The pimp of the Oscars Harvey Weinstein became Kristen Stewart’s pimp for a second last year during the 12.12.12 concert which benefited Hurricane Sandy relief. The Weinstein Company produced a concert documentary about 12.12.12 and during a discussion after a screening of the movie at the Toronto International Film Festival yesterday, Harvey told everyone that a huge donation came from a Middle Eastern prince who just wanted to “sit” with Kristen Stewart for a few minutes. During the concert, the unnamed prince offered up thousands of dollars for just one meeting with KStew who was a presenter at the event. When Harvey told KStew that a prince was going to throw down a giant donation to hang out with her, she immediately said the words that every good ho says after getting a proposition, “How much?”

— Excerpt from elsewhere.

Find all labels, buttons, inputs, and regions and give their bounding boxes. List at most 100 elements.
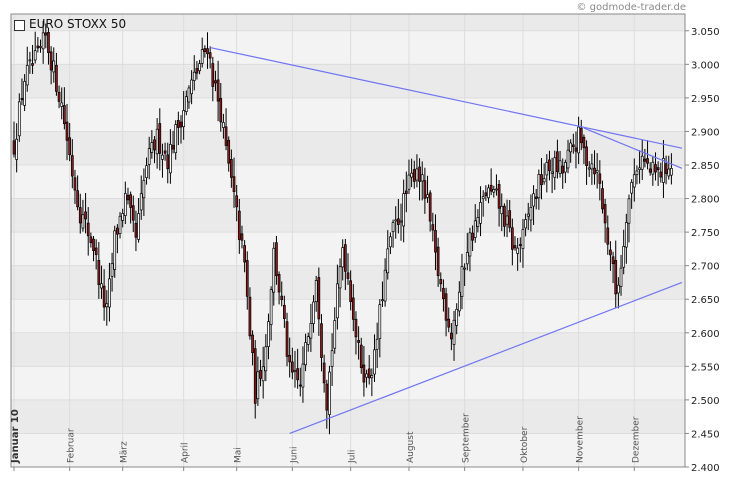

According to HuffPo, Harvey said that after some back and forth, the prince finally agreed to donate $500,000 for a 15-minute-long meeting with KStew. The prince paid upfront and he, KStew and a bunch of bodyguards sat together for 15 minutes.
Nothing says “I’ve got fuckit money like nobody else’s got fuckit money” like pulling $500,000 out of your checking account to hang out with Kristen Stewart of all people for 15 minutes. That was probably the most awkward 15 minutes of KStew’s life and that’s saying a lot since every second of her life is awkward. I was going to make some joke about how KStew wanted to kiss Harvey Weinstein’s ass by having dry butt sex with a Middle Eastern prince for a $500k donation, but they probably just sat there for 15 minutes without saying a word. The prince creepily stared at her while she bit her lip and blinked incessantly like she was about to have a mild stroke.
I swear, some rich bitches are so weird. Giving $500,00 to charity is a good thing, but giving it because Kristen Stewart agreed to sit with you for 15 minutes? That prince must have a serious, serious lip biting fetish.